Глаза толстяка беспокойно бегали по лицам окруживших его людей. Он ждал поддержки или хотя бы сочувствия. Однако все молчали, словно окаменели. Толстяк съежился, испарина выступила на его лбу. Он понял, что сболтнул лишнее, и постарался загладить допущенную оплошность.
— Но кто об этом говорит хоть слово? Тогда, ночью, тот, что был с фонариком, сказал: «Божья воля! Надо помалкивать…» Мы и помалкиваем. Достаточно уже, кажется, помалкиваем… Гори они все в огне днем и ночью… Иметь дело со своими — я знаю это еще по Варшаве — самое паскудное дело, какое только может быть!.. В гости к тебе приходит, на улице вежливо раскланивается, желает тебе всяческого добра, в синагоге молится с тобой рядом, как самый благоверный, как самый честный и порядочный, но стоит ему пронюхать, что ты можешь чуточку больше его заработать, как он уже готов утопить тебя в чайной ложке… Не ново это. Но кому они нужны, эти наши хавэрим? Кто с ними вообще связывается? Мы тут просто говорили о том, что вот эти «кибитки» хуже сортиров. Вот и все! А почему, думаете, возник у нас этот разговор? Даю честное слово, что все ночи напролет ни я, ни мой сосед, который не даст соврать, глаз не могли сомкнуть! Быть мне так здоровым!..
— Кусают? — хихикнул кто-то.
Толстяк оживился:
— Мало сказать, кусают! Рвут куски мяса, быть мне так счастливым!
Дружный смех окруживших ювелира людей был вызван не столько словами толстяка, сколько желанием замять назревавший конфликт.
Смеялся и Хаим. Ему очень хотелось убедить Ойю, что никто о них не говорит плохо.
— А этот молодой человек, — вдруг кивнул ювелир на Хаима, — может, конечно, нежно называть свое жилье «кибиточкой»… Почему бы и нет! Кусают насекомые или не кусают, ему наплевать. Он с молодой женой… Медовый месяц! Мне бы их заботы!..
Вновь все рассмеялись. Хаим оказался в центре внимания.
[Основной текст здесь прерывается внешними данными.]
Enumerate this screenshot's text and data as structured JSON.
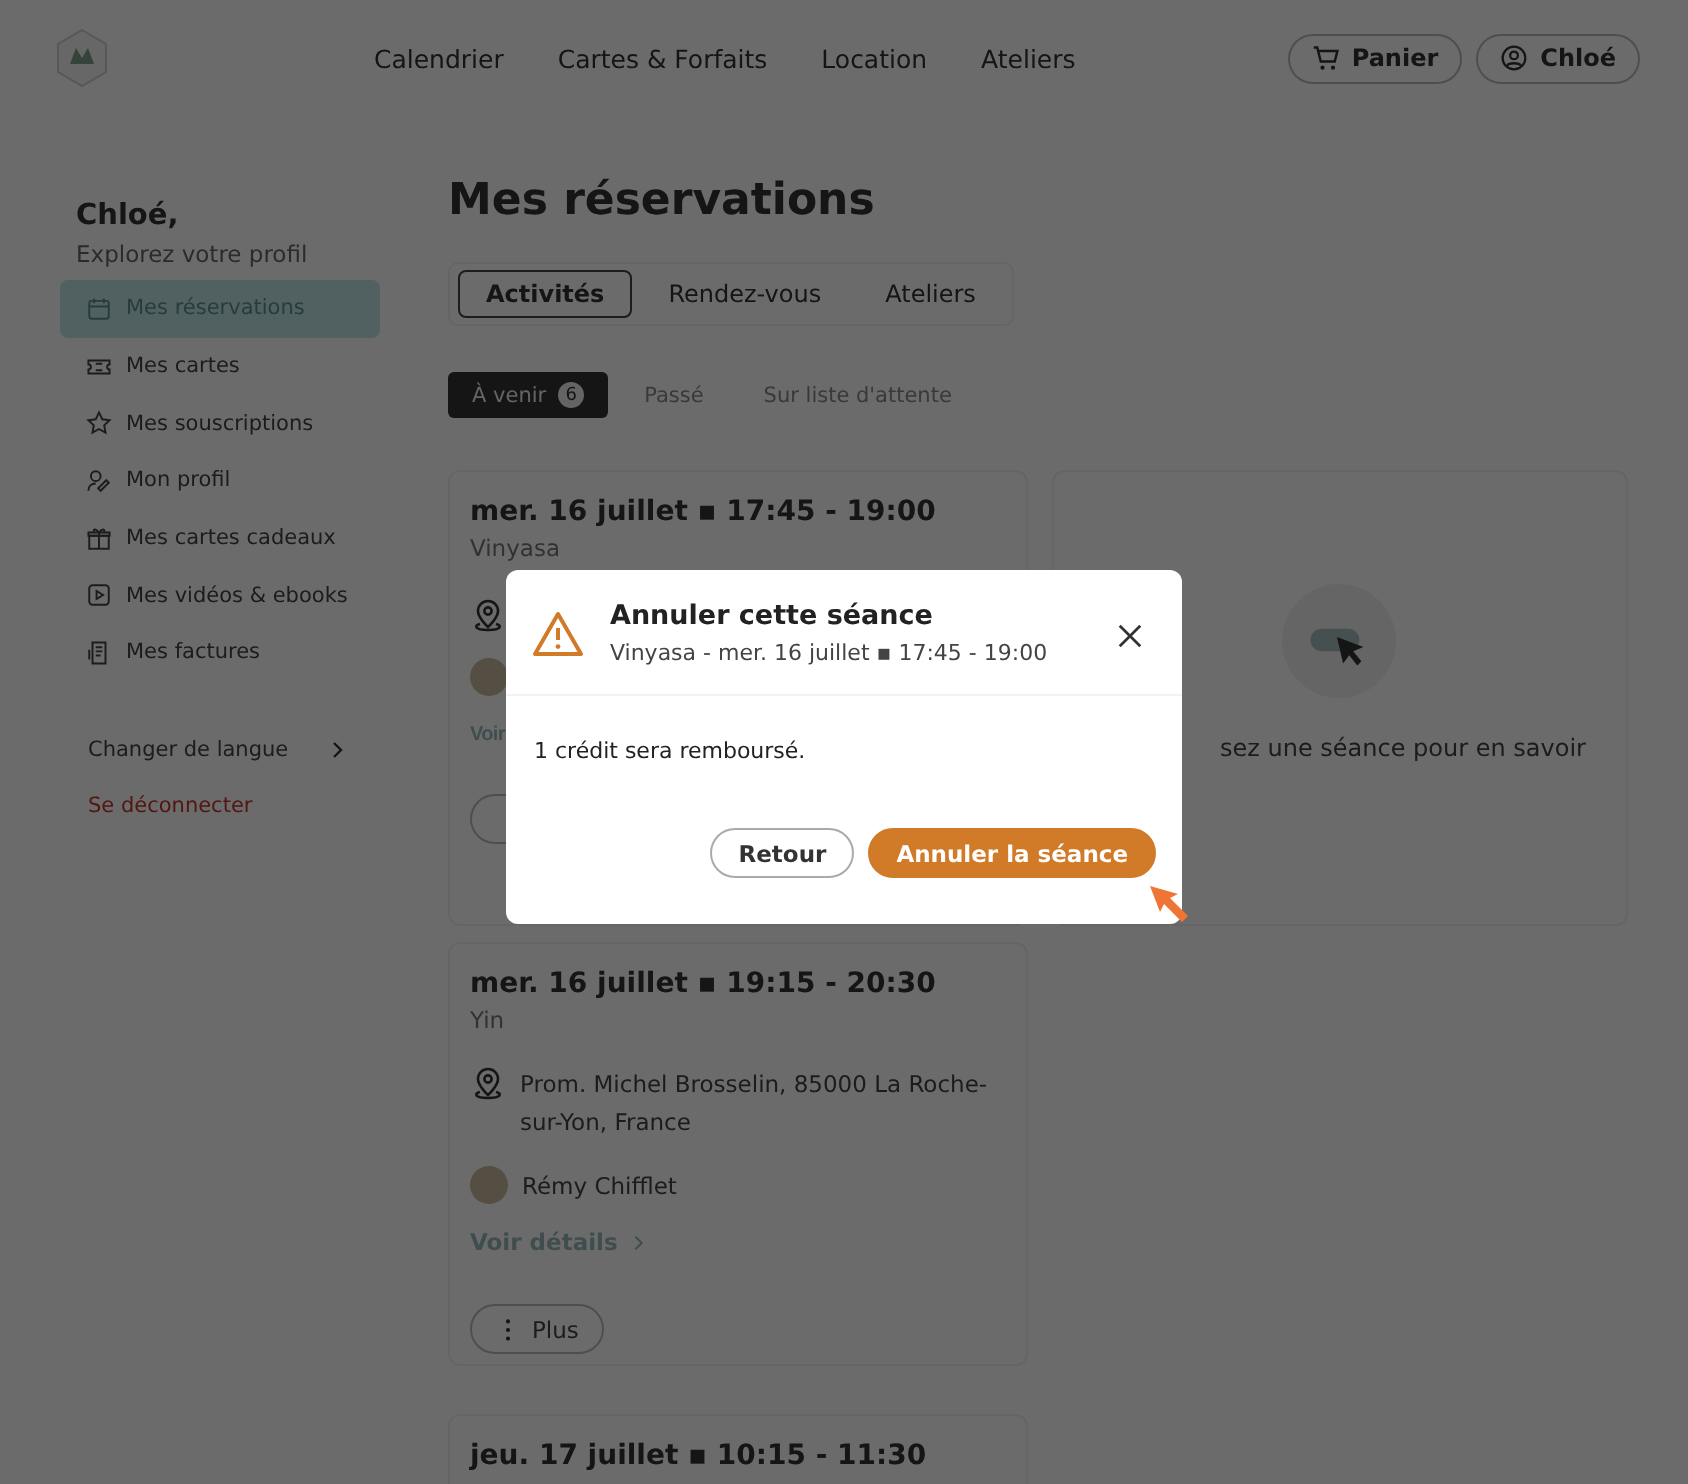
{
  "header": {
    "nav": [
      {
        "label": "Calendrier"
      },
      {
        "label": "Cartes & Forfaits"
      },
      {
        "label": "Location"
      },
      {
        "label": "Ateliers"
      }
    ],
    "cart_button": "Panier",
    "account_button": "Chloé"
  },
  "sidebar": {
    "greeting": "Chloé,",
    "subtitle": "Explorez votre profil",
    "items": [
      {
        "label": "Mes réservations",
        "selected": true
      },
      {
        "label": "Mes cartes",
        "selected": false
      },
      {
        "label": "Mes souscriptions",
        "selected": false
      },
      {
        "label": "Mon profil",
        "selected": false
      },
      {
        "label": "Mes cartes cadeaux",
        "selected": false
      },
      {
        "label": "Mes vidéos & ebooks",
        "selected": false
      },
      {
        "label": "Mes factures",
        "selected": false
      }
    ],
    "language": "Changer de langue",
    "logout": "Se déconnecter"
  },
  "main": {
    "title": "Mes réservations",
    "tabs": [
      {
        "label": "Activités",
        "selected": true
      },
      {
        "label": "Rendez-vous",
        "selected": false
      },
      {
        "label": "Ateliers",
        "selected": false
      }
    ],
    "filters": [
      {
        "label": "À venir",
        "count": "6",
        "selected": true
      },
      {
        "label": "Passé",
        "selected": false
      },
      {
        "label": "Sur liste d'attente",
        "selected": false
      }
    ],
    "cards": [
      {
        "when": "mer. 16 juillet ▪ 17:45 - 19:00",
        "activity": "Vinyasa",
        "kind": "covered",
        "details_link": "Voir"
      },
      {
        "when": "mer. 16 juillet ▪ 19:15 - 20:30",
        "activity": "Yin",
        "kind": "full",
        "location": "Prom. Michel Brosselin, 85000 La Roche-sur-Yon, France",
        "instructor": "Rémy Chifflet",
        "details_link": "Voir détails",
        "more_button": "Plus"
      },
      {
        "when": "jeu. 17 juillet ▪ 10:15 - 11:30",
        "kind": "full"
      }
    ],
    "detail_panel": {
      "hint": "sez une séance pour en savoir"
    }
  },
  "dialog": {
    "title": "Annuler cette séance",
    "subtitle": "Vinyasa - mer. 16 juillet ▪ 17:45 - 19:00",
    "message": "1 crédit sera remboursé.",
    "buttons": [
      {
        "label": "Retour",
        "kind": "secondary"
      },
      {
        "label": "Annuler la séance",
        "kind": "primary"
      }
    ]
  }
}
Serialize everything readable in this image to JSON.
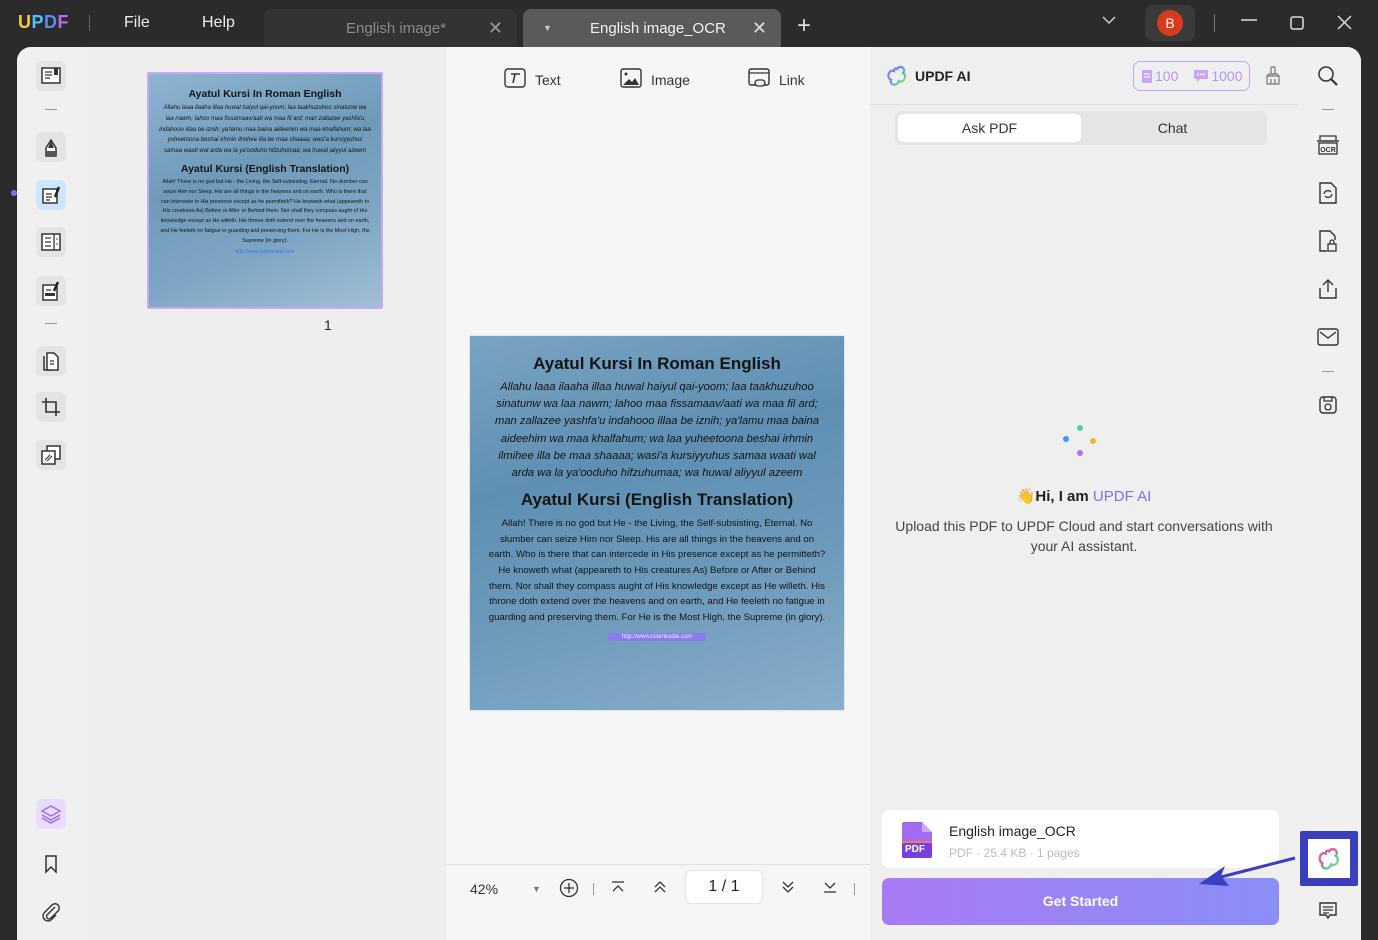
{
  "app": {
    "logo": [
      "U",
      "P",
      "D",
      "F"
    ],
    "menu": {
      "file": "File",
      "help": "Help"
    },
    "tabs": [
      {
        "label": "English image*",
        "active": false
      },
      {
        "label": "English image_OCR",
        "active": true
      }
    ],
    "user_initial": "B",
    "colors": {
      "accent": "#8a6cf0",
      "avatar": "#d63c1c",
      "highlight_box": "#3a3fbf"
    }
  },
  "left_toolbar": {
    "items": [
      "reader-icon",
      "comment-icon",
      "edit-pdf-icon",
      "form-icon",
      "fill-sign-icon",
      "organize-pages-icon",
      "crop-icon",
      "watermark-icon"
    ],
    "bottom": [
      "layers-icon",
      "bookmark-icon",
      "attachment-icon"
    ]
  },
  "thumbnails": {
    "page_number": "1"
  },
  "document": {
    "toolbar": {
      "text": "Text",
      "image": "Image",
      "link": "Link"
    },
    "content": {
      "heading1": "Ayatul Kursi In Roman English",
      "roman": "Allahu laaa ilaaha illaa huwal haiyul qai-yoom; laa taakhuzuhoo sinatunw wa laa nawm; lahoo maa fissamaav/aati wa maa fil ard; man zallazee yashfa'u indahooo illaa be iznih; ya'lamu maa baina aideehim wa maa khalfahum; wa laa yuheetoona beshai irhmin ilmihee illa be maa shaaaa; wasi'a kursiyyuhus samaa waati wal arda wa la ya'ooduho hifzuhumaa; wa huwal aliyyul azeem",
      "heading2": "Ayatul Kursi (English Translation)",
      "translation": "Allah! There is no god but He - the Living, the Self-subsisting, Eternal. No slumber can seize Him nor Sleep. His are all things in the heavens and on earth. Who is there that can intercede in His presence except as he permitteth? He knoweth what (appeareth to His creatures As) Before or After or Behind them. Nor shall they compass aught of His knowledge except as He willeth. His throne doth extend over the heavens and on earth, and He feeleth no fatigue in guarding and preserving them. For He is the Most High, the Supreme (in glory).",
      "link": "http://www.islamkadai.com"
    },
    "bottom": {
      "zoom": "42%",
      "page_display": "1 / 1"
    }
  },
  "ai_panel": {
    "title": "UPDF AI",
    "credits": {
      "pdf": "100",
      "chat": "1000"
    },
    "tabs": [
      {
        "label": "Ask PDF",
        "active": true
      },
      {
        "label": "Chat",
        "active": false
      }
    ],
    "greeting_prefix": "Hi, I am ",
    "greeting_brand": "UPDF AI",
    "wave_emoji": "👋",
    "description": "Upload this PDF to UPDF Cloud and start conversations with your AI assistant.",
    "file": {
      "name": "English image_OCR",
      "meta": "PDF · 25.4 KB · 1 pages",
      "badge": "PDF"
    },
    "button": "Get Started"
  },
  "right_toolbar": {
    "items": [
      "search-icon",
      "ocr-icon",
      "convert-icon",
      "protect-icon",
      "share-icon",
      "email-icon",
      "save-icon"
    ],
    "ocr_label": "OCR"
  }
}
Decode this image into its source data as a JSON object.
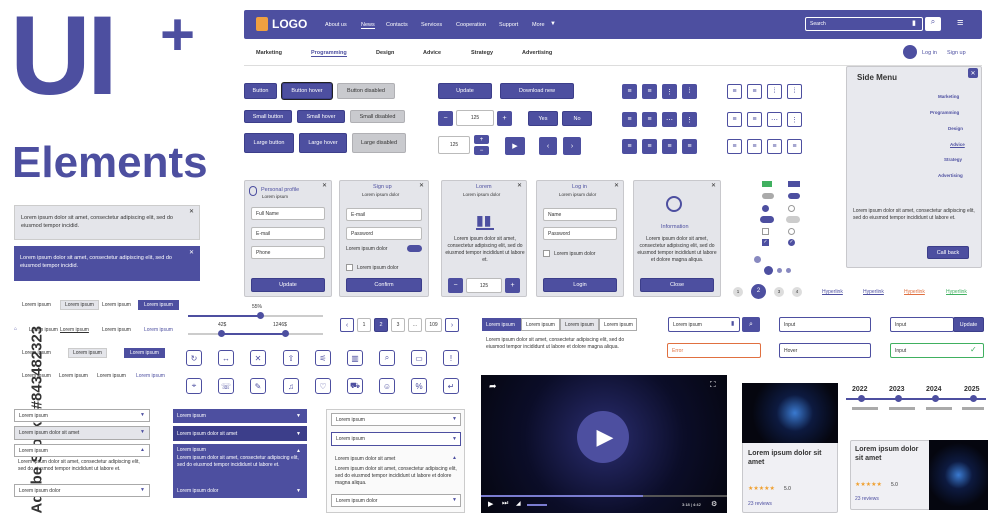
{
  "hero": {
    "line1": "UI",
    "plus": "+",
    "line2": "Elements"
  },
  "watermark": {
    "text": "Adobe Stock | #843482323"
  },
  "navbar": {
    "logo": "LOGO",
    "links": [
      "About us",
      "News",
      "Contacts",
      "Services",
      "Cooperation",
      "Support",
      "More"
    ],
    "search_placeholder": "Search"
  },
  "subnav": {
    "items": [
      "Marketing",
      "Programming",
      "Design",
      "Advice",
      "Strategy",
      "Advertising"
    ],
    "login": "Log in",
    "signup": "Sign up"
  },
  "buttons": {
    "button": "Button",
    "hover": "Button hover",
    "disabled": "Button disabled",
    "small": "Small button",
    "small_hover": "Small hover",
    "small_disabled": "Small disabled",
    "large": "Large button",
    "large_hover": "Large hover",
    "large_disabled": "Large disabled",
    "update": "Update",
    "download": "Download new",
    "yes": "Yes",
    "no": "No"
  },
  "steppers": {
    "v1": "125",
    "v2": "125",
    "v3": "125"
  },
  "side_menu": {
    "title": "Side Menu",
    "items": [
      "Marketing",
      "Programming",
      "Design",
      "Advice",
      "Strategy",
      "Advertising"
    ],
    "text": "Lorem ipsum dolor sit amet, consectetur adipiscing elit, sed do eiusmod tempor incididunt ut labore et.",
    "call": "Call back"
  },
  "alerts": {
    "a1": "Lorem ipsum dolor sit amet, consectetur adipiscing elit, sed do eiusmod tempor incidid.",
    "a2": "Lorem ipsum dolor sit amet, consectetur adipiscing elit, sed do eiusmod tempor incidid."
  },
  "profile": {
    "title": "Personal profile",
    "sub": "Lorem ipsum",
    "fields": [
      "Full Name",
      "E-mail",
      "Phone"
    ],
    "btn": "Update"
  },
  "signup": {
    "title": "Sign up",
    "sub": "Lorem ipsum dolor",
    "fields": [
      "E-mail",
      "Password"
    ],
    "toggle": "Lorem ipsum dolor",
    "check": "Lorem ipsum dolor",
    "btn": "Confirm"
  },
  "lorem_card": {
    "title": "Lorem",
    "sub": "Lorem ipsum dolor",
    "text": "Lorem ipsum dolor sit amet, consectetur adipiscing elit, sed do eiusmod tempor incididunt ut labore et.",
    "value": "125"
  },
  "login": {
    "title": "Log in",
    "sub": "Lorem ipsum dolor",
    "fields": [
      "Name",
      "Password"
    ],
    "check": "Lorem ipsum dolor",
    "btn": "Login"
  },
  "info": {
    "title": "Information",
    "text": "Lorem ipsum dolor sit amet, consectetur adipiscing elit, sed do eiusmod tempor incididunt ut labore et dolore magna aliqua.",
    "btn": "Close"
  },
  "breadcrumbs": {
    "items": [
      "Lorem ipsum",
      "Lorem ipsum",
      "Lorem ipsum",
      "Lorem ipsum"
    ]
  },
  "slider": {
    "pct": "55%",
    "min": "42$",
    "max": "1246$"
  },
  "pagination": {
    "pages": [
      "1",
      "2",
      "3",
      "...",
      "109"
    ]
  },
  "tabs": {
    "items": [
      "Lorem ipsum",
      "Lorem ipsum",
      "Lorem ipsum",
      "Lorem ipsum"
    ],
    "text": "Lorem ipsum dolor sit amet, consectetur adipiscing elit, sed do eiusmod tempor incididunt ut labore et dolore magna aliqua."
  },
  "search2": {
    "value": "Lorem ipsum"
  },
  "inputs": {
    "input": "Input",
    "error": "Error",
    "hover": "Hover",
    "input2": "Input",
    "update": "Update",
    "input3": "Input"
  },
  "links": {
    "h1": "Hyperlink",
    "h2": "Hyperlink",
    "h3": "Hyperlink",
    "h4": "Hyperlink",
    "pages": [
      "1",
      "2",
      "3",
      "4"
    ]
  },
  "dropdowns": {
    "item": "Lorem ipsum",
    "item2": "Lorem ipsum dolor sit amet",
    "text": "Lorem ipsum dolor sit amet, consectetur adipiscing elit, sed do eiusmod tempor incididunt ut labore et.",
    "text2": "Lorem ipsum dolor sit amet, consectetur adipiscing elit, sed do eiusmod tempor incididunt ut labore et dolore magna aliqua.",
    "last": "Lorem ipsum dolor"
  },
  "video": {
    "time": "3:18 | 4:42"
  },
  "timeline": {
    "years": [
      "2022",
      "2023",
      "2024",
      "2025"
    ]
  },
  "product": {
    "title": "Lorem ipsum dolor sit amet",
    "rating": "5.0",
    "reviews": "23 reviews"
  },
  "colors": {
    "accent": "#4d4fa0",
    "error": "#e07040",
    "success": "#40b060"
  }
}
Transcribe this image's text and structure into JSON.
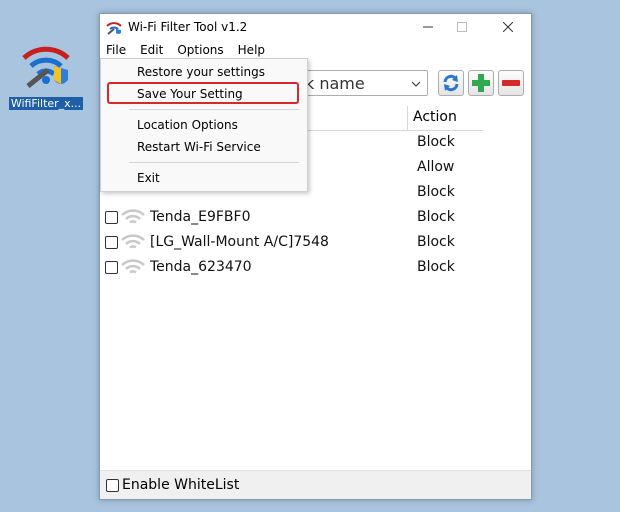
{
  "desktop": {
    "icon_label": "WifiFilter_x..."
  },
  "window": {
    "title": "Wi-Fi Filter Tool v1.2",
    "controls": {
      "minimize": "—",
      "maximize": "☐",
      "close": "✕"
    }
  },
  "menubar": {
    "items": [
      "File",
      "Edit",
      "Options",
      "Help"
    ]
  },
  "toolbar": {
    "network_combo_text": "k name"
  },
  "list": {
    "action_header": "Action",
    "rows": [
      {
        "ssid": "",
        "action": "Block"
      },
      {
        "ssid": "",
        "action": "Allow"
      },
      {
        "ssid": "",
        "action": "Block"
      },
      {
        "ssid": "Tenda_E9FBF0",
        "action": "Block"
      },
      {
        "ssid": "[LG_Wall-Mount A/C]7548",
        "action": "Block"
      },
      {
        "ssid": "Tenda_623470",
        "action": "Block"
      }
    ]
  },
  "footer": {
    "whitelist_label": "Enable WhiteList"
  },
  "file_menu": {
    "items": [
      "Restore your settings",
      "Save Your Setting",
      "Location Options",
      "Restart Wi-Fi Service",
      "Exit"
    ]
  },
  "colors": {
    "accent_red": "#d9272e",
    "add_green": "#2fa84f",
    "remove_red": "#d42a2a",
    "refresh_blue": "#2a76c9"
  }
}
Он покраснел, смутился, но не переставал смеяться.
— В их возрасте, — продолжал ювелир, — было бы куда голову положить, а остальное… пс-с-с! К тому же, если хотите знать, вот этот молодой человек самый счастливый супруг на свете! Вы спросите: почему? Очень просто: жена у него немая и потому никогда не будет его пилить… Представляете? Это же просто мечта, нет?!
Слова толстяка вызвали и взрыв смеха и шиканье. Не все знали о недуге Ойи.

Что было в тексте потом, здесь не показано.